New Zealand Journal of Ecology (2017) 41(1): 65- 73

Native woody plant recruitment in lowland forests invaded by non-native ground cover weeds and mammals

Research Article
Kate G. McAlpine 1*
Shona L. Lamoureaux 2
Susan M. Timmins 1
Debra M. Wotton 1,3,4
  1. Department of Conservation, PO Box 10420, Wellington 6143, New Zealand
  2. AgResearch Ltd, Private Bag 4749, Lincoln 8140, New Zealand
  3. Present address: Moa’s Ark Research, PO Box 11270, Wellington 6142, New Zealand
  4. University of Canterbury, Private Bag 4800, Christchurch 8140, New Zealand
*  Corresponding author

Globally, lowland forests have been depleted, fragmented, and degraded by land clearance and conversion by humans. Many remnants are also invaded by non-native plants and mammals, which can exacerbate biodiversity loss and impede ecosystem recovery. We examined the effects of non-native ground cover weeds and mammals on the seedling recruitment of native woody plants in lowland forests in northern New Zealand by following establishment over 2 years at sites experiencing different levels of weed cover, with or without supplemental seed addition, and with or without mammal exclusion.
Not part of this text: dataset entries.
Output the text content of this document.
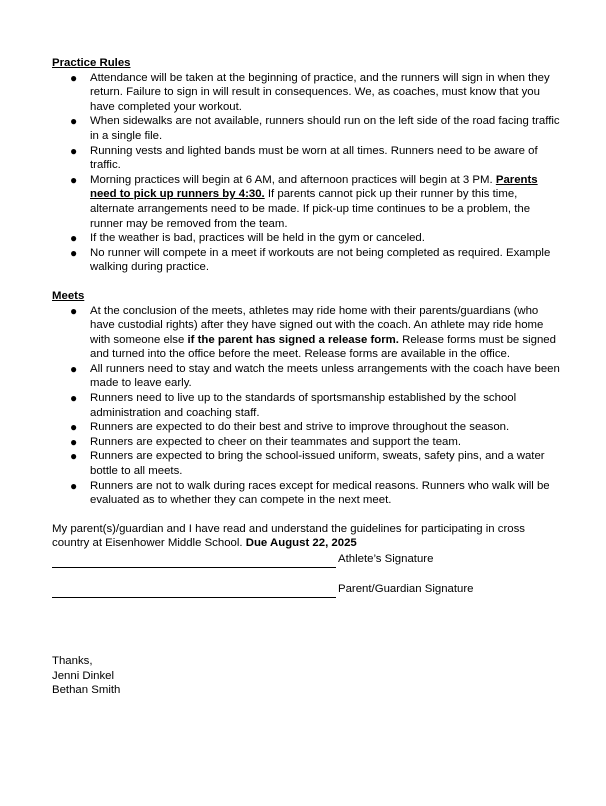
Practice Rules

● Attendance will be taken at the beginning of practice, and the runners will sign in when they return. Failure to sign in will result in consequences. We, as coaches, must know that you have completed your workout.
● When sidewalks are not available, runners should run on the left side of the road facing traffic in a single file.
● Running vests and lighted bands must be worn at all times. Runners need to be aware of traffic.
● Morning practices will begin at 6 AM, and afternoon practices will begin at 3 PM. Parents need to pick up runners by 4:30. If parents cannot pick up their runner by this time, alternate arrangements need to be made. If pick-up time continues to be a problem, the runner may be removed from the team.
● If the weather is bad, practices will be held in the gym or canceled.
● No runner will compete in a meet if workouts are not being completed as required. Example walking during practice.

Meets

● At the conclusion of the meets, athletes may ride home with their parents/guardians (who have custodial rights) after they have signed out with the coach. An athlete may ride home with someone else if the parent has signed a release form. Release forms must be signed and turned into the office before the meet. Release forms are available in the office.
● All runners need to stay and watch the meets unless arrangements with the coach have been made to leave early.
● Runners need to live up to the standards of sportsmanship established by the school administration and coaching staff.
● Runners are expected to do their best and strive to improve throughout the season.
● Runners are expected to cheer on their teammates and support the team.
● Runners are expected to bring the school-issued uniform, sweats, safety pins, and a water bottle to all meets.
● Runners are not to walk during races except for medical reasons. Runners who walk will be evaluated as to whether they can compete in the next meet.

My parent(s)/guardian and I have read and understand the guidelines for participating in cross country at Eisenhower Middle School. Due August 22, 2025

Athlete’s Signature
Parent/Guardian Signature
Thanks,
Jenni Dinkel
Bethan Smith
In general, native seedling recruitment was highest where seeds had been added and mammals excluded. Native seedling recruitment was negatively correlated with weed cover at sites invaded by Asparagus scandens or Tradescantia fluminensis, but only where seeds had been added. These results suggest that attempts to facilitate native seedling recruitment by sowing native seeds will be most successful where ground cover weeds and introduced mammals are low in abundance. Seedling recruitment was highest for Piper excelsum, Myrsine australis and Melicytus ramiflorus, so these species could be good options for lowland-forest restoration projects where ground cover weeds are present.